Falta menos de 100 km com toda a base pronta. Dá pra considerar essa ferrovia como pronta no estado. Estamos coordenando com o ministério dos Transportes há pouco tempo para que o ministério comece a pensar na logística da ferrovia; a implantação dos pátios multimodais, inclusive a parte de operação dentro da nova modelagem de contrato. O governo vai acabar com o monopólio e todos os tipos de carga vão transitar pela Norte-Sul, não só minério, como é hoje.
Recentemente, houve queixas que muitas casas na região de Anápolis foram afetadas pelas obras da Norte-Sul. Como a Valec está administrando essa situação?

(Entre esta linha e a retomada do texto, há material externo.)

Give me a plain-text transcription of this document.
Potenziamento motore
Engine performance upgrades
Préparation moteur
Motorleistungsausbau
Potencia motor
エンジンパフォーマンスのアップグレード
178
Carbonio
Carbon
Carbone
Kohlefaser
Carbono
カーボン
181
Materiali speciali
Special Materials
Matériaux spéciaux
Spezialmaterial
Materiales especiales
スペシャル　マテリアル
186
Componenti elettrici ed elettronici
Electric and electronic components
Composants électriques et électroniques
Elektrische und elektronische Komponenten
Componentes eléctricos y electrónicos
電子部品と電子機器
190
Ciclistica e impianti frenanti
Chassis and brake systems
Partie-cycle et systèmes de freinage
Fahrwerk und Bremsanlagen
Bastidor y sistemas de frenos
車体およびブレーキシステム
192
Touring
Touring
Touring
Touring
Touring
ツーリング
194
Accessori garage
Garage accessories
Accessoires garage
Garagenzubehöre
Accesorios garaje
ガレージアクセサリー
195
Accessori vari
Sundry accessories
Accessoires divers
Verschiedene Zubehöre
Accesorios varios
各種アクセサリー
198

Posso te garantir que a Valec não tem responsabilidade por esses danos. Analisamos o problema, fizemos o diagnóstico, mas não temos realmente que assumir essa culpa. De qualquer forma, estamos do lado da população. Não queremos insatisfação, muito pelo contrário. Todavia, este caso deve ser melhor investigado.
É possível afirmar que o país está avançando em relação às ferrovias?

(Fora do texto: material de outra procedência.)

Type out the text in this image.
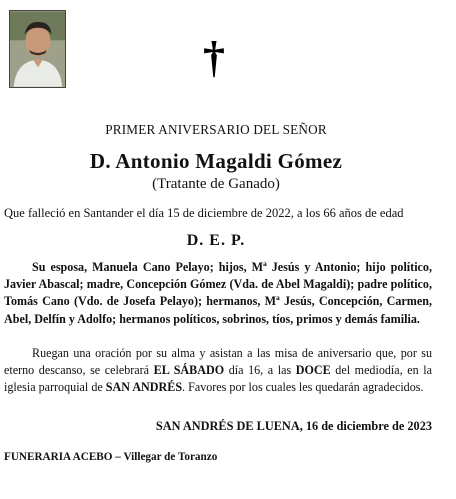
†
PRIMER ANIVERSARIO DEL SEÑOR
D. Antonio Magaldi Gómez
(Tratante de Ganado)
Que falleció en Santander el día 15 de diciembre de 2022, a los 66 años de edad
D. E. P.
Su esposa, Manuela Cano Pelayo; hijos, Mª Jesús y Antonio; hijo político, Javier Abascal; madre, Concepción Gómez (Vda. de Abel Magaldi); padre político, Tomás Cano (Vdo. de Josefa Pelayo); hermanos, Mª Jesús, Concepción, Carmen, Abel, Delfín y Adolfo; hermanos políticos, sobrinos, tíos, primos y demás familia.
Ruegan una oración por su alma y asistan a las misa de aniversario que, por su eterno descanso, se celebrará EL SÁBADO día 16, a las DOCE del mediodía, en la iglesia parroquial de SAN ANDRÉS. Favores por los cuales les quedarán agradecidos.
SAN ANDRÉS DE LUENA, 16 de diciembre de 2023
FUNERARIA ACEBO – Villegar de Toranzo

Sim. Já chegamos a ter no Brasil em torno de 40 mil km de ferrovias e hoje temos 28 mil km e, operando, apenas 12 mil km. A maior parte virou lenha porque os dormentes eram de madeira. Hoje não, é tudo de concreto. A própria concepção da ferrovia em si foi demolida; as locomotivas viraram sucata e, num passado recente, chegamos ao caos no setor ferroviário. Creio que estamos restabelecendo a cultura de ferrovia.
O Trem do Pantanal e o Trem Pequi representariam a retomada da cultura do trem de passageiros no Brasil?
Estamos construindo essa obra já trazendo as devidas compensações para que a população tenha cada vez melhor qualidadede vida. Nossa participação na questão do Trem do Pantanal diz respeito apenas à parte de construção. Na minha opinião, a melhor alternativa será implantar o Trem Pequi ligando Goiânia a Brasília, saindo de Senador Canedo, passando por Anápolis na plataforma do Porto Seco e chegando ao Park Shopping, em Brasília, com 1 hora e 20 minutos de viagem. No momento em que for implantado o Trem Pequi, os goianos poderão trabalhar em Brasília e voltar para caso todo dia, com mais segurança, conforto e velocidade. Trabalharemos para que, daqui a três anos, essa linha esteja pronto.
Qual a importância logística do Porto Seco, da Plataforma Logística de Anápolis e de sua localização geográfica para a Norte-Sul e vice-versa?
Não dá para mensurar ainda. Por exemplo, a Plataforma Logística de Anápolis deverá fazer, a partir daqui para todo o Brasil, a distribuição de eletrodomésticos fabricados na Zona Franca de Manaus. Perceba por aí como já começam as coisas.
E as próximas concessões?
A Valec não vai mais dar concessão a uma única empresa, mas sim venderá capacidade de transporte de carga. Então, estaremos chegando ao fim do monopólio no transporte ferroviário.